Exhaustion with new initiatives in Scottish higher education has led to a slight easing of a tough funding round for the coming session.
The Scottish Higher Education Funding Council has set out the broad principles which will govern its institutional funding allocations in March. And while this year it top-sliced around Pounds 23 million for special initiatives, it intends to reduce top-slicing to Pounds 7 million in 1996/97.
John Sizer, SHEFC's chief executive, said: "The pressure from principals has been to distribute more and more money to institutions and we sense a bit of initiative fatigue." But SHEFC has itself suffered a Pounds 7 million cut, to Pounds 535 million, in the sum forecast last year, and the protection it has been able to give research and equipment funding is not substantial.

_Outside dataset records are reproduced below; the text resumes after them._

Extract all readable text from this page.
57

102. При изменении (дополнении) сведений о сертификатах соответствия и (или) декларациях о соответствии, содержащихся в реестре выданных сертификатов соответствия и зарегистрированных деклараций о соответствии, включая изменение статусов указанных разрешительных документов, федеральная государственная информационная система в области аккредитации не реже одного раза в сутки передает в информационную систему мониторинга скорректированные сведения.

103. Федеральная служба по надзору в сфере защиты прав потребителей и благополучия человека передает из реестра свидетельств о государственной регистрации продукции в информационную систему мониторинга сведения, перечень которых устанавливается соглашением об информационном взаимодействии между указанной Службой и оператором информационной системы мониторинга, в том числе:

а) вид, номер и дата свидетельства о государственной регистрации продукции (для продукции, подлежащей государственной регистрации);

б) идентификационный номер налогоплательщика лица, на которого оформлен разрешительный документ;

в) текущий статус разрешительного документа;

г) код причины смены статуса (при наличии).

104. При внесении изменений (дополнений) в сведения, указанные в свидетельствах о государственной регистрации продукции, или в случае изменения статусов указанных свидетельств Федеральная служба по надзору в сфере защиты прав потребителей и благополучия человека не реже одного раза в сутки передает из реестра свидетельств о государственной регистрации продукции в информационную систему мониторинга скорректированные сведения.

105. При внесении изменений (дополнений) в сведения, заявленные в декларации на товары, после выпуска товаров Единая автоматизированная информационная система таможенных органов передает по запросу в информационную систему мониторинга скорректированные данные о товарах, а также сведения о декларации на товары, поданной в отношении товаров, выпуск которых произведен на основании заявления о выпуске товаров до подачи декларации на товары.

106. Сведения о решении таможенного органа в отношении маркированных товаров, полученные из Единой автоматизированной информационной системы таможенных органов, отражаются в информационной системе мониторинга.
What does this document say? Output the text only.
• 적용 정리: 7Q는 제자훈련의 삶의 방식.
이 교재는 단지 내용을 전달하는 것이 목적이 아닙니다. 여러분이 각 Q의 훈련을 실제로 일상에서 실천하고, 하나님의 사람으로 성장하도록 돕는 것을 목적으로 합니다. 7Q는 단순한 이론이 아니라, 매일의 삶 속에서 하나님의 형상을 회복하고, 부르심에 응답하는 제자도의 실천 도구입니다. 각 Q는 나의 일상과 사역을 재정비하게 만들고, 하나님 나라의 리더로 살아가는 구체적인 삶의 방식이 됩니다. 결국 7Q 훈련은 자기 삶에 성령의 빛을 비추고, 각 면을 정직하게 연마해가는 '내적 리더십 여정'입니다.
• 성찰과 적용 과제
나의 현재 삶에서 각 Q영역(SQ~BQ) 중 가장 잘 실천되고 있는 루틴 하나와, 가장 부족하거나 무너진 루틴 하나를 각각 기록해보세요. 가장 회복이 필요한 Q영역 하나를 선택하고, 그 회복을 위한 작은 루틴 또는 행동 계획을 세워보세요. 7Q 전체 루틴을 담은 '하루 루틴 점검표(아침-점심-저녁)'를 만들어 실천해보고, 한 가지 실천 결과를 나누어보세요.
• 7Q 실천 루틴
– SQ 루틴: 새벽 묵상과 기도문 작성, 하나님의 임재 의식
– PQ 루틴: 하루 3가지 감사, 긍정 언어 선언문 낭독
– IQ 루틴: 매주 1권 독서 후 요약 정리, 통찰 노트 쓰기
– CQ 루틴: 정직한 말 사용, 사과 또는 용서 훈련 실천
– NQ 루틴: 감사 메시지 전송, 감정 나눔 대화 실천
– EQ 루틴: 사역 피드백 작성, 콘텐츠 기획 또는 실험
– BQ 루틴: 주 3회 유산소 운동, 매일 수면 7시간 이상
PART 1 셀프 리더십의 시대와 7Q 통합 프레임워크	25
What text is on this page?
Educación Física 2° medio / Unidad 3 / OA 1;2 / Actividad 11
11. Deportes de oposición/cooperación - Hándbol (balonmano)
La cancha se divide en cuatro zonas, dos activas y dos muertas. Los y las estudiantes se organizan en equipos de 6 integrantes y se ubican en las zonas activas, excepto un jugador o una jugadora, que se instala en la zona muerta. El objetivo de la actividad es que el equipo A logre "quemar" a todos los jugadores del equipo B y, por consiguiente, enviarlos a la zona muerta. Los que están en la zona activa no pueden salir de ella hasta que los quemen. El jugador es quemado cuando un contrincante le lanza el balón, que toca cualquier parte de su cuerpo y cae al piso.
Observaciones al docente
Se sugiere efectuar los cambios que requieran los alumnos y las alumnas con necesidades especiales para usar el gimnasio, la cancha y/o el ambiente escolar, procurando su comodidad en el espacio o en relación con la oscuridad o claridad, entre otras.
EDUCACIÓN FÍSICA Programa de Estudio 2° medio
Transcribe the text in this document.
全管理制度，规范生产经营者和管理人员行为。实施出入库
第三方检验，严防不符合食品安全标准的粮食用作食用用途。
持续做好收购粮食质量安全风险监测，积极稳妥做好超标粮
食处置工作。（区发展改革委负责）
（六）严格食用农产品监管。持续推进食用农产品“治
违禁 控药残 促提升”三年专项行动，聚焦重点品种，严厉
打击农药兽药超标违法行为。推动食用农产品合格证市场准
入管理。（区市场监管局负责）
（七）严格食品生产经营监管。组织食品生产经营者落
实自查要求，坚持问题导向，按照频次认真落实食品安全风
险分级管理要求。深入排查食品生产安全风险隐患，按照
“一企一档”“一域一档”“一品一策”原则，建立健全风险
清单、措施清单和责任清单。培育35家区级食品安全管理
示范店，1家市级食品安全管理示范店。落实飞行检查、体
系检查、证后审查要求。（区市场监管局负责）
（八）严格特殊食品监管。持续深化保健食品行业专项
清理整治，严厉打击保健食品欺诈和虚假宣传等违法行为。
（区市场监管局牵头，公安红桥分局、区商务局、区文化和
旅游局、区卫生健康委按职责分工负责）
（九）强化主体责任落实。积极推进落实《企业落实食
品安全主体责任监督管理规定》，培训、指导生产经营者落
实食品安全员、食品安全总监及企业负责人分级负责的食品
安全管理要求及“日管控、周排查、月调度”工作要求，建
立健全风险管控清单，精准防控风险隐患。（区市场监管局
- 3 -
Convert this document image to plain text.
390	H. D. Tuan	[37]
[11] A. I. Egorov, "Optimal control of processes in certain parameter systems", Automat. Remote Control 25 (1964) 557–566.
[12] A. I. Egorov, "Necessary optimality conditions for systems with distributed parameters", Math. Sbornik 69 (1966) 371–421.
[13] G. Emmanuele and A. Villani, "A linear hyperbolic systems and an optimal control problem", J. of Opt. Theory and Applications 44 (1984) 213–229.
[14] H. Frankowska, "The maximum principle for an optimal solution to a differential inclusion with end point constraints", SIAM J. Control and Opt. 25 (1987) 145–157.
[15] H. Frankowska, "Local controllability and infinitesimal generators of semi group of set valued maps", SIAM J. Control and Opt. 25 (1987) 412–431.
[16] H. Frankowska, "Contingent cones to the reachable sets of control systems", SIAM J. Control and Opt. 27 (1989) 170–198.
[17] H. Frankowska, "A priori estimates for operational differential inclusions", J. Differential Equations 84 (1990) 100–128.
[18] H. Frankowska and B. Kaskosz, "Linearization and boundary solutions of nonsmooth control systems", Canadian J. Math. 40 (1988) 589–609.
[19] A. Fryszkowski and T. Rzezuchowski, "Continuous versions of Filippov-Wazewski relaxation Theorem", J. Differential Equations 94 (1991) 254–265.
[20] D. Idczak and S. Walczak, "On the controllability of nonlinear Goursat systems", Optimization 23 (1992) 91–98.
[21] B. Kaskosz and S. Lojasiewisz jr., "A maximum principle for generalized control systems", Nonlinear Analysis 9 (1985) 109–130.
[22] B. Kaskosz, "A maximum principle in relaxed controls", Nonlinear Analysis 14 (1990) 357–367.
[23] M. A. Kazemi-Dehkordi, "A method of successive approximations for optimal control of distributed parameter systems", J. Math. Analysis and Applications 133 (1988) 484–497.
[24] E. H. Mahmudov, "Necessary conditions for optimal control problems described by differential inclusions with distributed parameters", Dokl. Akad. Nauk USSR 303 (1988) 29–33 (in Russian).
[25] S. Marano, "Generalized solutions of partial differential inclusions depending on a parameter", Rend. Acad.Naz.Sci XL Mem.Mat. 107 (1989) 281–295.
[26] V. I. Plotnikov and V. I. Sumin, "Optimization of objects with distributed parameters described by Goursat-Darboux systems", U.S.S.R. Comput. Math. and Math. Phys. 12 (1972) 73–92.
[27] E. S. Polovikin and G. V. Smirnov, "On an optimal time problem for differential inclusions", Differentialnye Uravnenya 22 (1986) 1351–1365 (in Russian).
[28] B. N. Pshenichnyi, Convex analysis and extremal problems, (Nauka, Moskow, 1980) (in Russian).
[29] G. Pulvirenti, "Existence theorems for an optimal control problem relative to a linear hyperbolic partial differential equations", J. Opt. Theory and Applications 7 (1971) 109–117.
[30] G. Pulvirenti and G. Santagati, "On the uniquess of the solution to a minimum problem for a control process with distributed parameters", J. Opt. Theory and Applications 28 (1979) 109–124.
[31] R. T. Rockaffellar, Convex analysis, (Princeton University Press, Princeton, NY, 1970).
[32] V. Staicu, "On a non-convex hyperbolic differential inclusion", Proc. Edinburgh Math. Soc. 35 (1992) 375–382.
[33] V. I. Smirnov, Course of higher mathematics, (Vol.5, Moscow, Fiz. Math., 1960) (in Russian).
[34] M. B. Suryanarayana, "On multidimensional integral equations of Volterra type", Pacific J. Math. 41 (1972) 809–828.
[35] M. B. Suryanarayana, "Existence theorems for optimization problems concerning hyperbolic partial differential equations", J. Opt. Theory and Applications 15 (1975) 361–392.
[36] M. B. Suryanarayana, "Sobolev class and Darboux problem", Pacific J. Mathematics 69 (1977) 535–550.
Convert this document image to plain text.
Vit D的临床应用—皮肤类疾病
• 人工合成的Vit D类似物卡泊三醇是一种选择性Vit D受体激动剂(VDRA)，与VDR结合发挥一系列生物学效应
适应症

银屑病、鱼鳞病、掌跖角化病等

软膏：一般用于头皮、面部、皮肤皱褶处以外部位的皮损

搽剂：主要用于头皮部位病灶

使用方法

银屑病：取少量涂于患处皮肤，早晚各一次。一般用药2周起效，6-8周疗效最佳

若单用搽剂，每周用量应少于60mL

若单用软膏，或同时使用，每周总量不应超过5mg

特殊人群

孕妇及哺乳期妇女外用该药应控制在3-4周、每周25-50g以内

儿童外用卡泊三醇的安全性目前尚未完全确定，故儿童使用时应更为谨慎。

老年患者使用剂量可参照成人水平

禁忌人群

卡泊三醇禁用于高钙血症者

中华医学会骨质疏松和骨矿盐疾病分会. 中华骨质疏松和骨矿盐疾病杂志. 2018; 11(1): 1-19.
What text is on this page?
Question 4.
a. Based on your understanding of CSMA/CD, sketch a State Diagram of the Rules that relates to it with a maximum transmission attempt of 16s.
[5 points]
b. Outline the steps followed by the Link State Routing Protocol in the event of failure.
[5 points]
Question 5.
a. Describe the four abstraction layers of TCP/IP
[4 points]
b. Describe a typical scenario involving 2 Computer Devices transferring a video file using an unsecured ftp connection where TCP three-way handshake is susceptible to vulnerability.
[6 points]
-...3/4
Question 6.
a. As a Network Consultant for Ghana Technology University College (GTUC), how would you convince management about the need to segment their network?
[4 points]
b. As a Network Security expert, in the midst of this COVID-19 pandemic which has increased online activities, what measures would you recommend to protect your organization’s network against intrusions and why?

Both areas are facing a real cut of 2.75 per cent, while teaching will suffer a 3 per cent cut in real terms in most subjects. SHEFC has decided that there will be no extra funded student places, apart from the 5 per cent increase which goes along with an excellent teaching quality rating.
Teaching and research will also gain at the expense of capital funding. For the first time, SHEFC's Government grant has come as a single stream rather than divided into recurrent and capital funding, and SHEFC says it is not planning any new capital projects, although there will be a slight increase in funding for minor works.
David Bleiman, assistant general secretary of the Association of University Teachers, said: "We are seeing one of the first consequences of the disastrous cuts announced by Michael Forsyth, Secretary of State for Scotland, in December."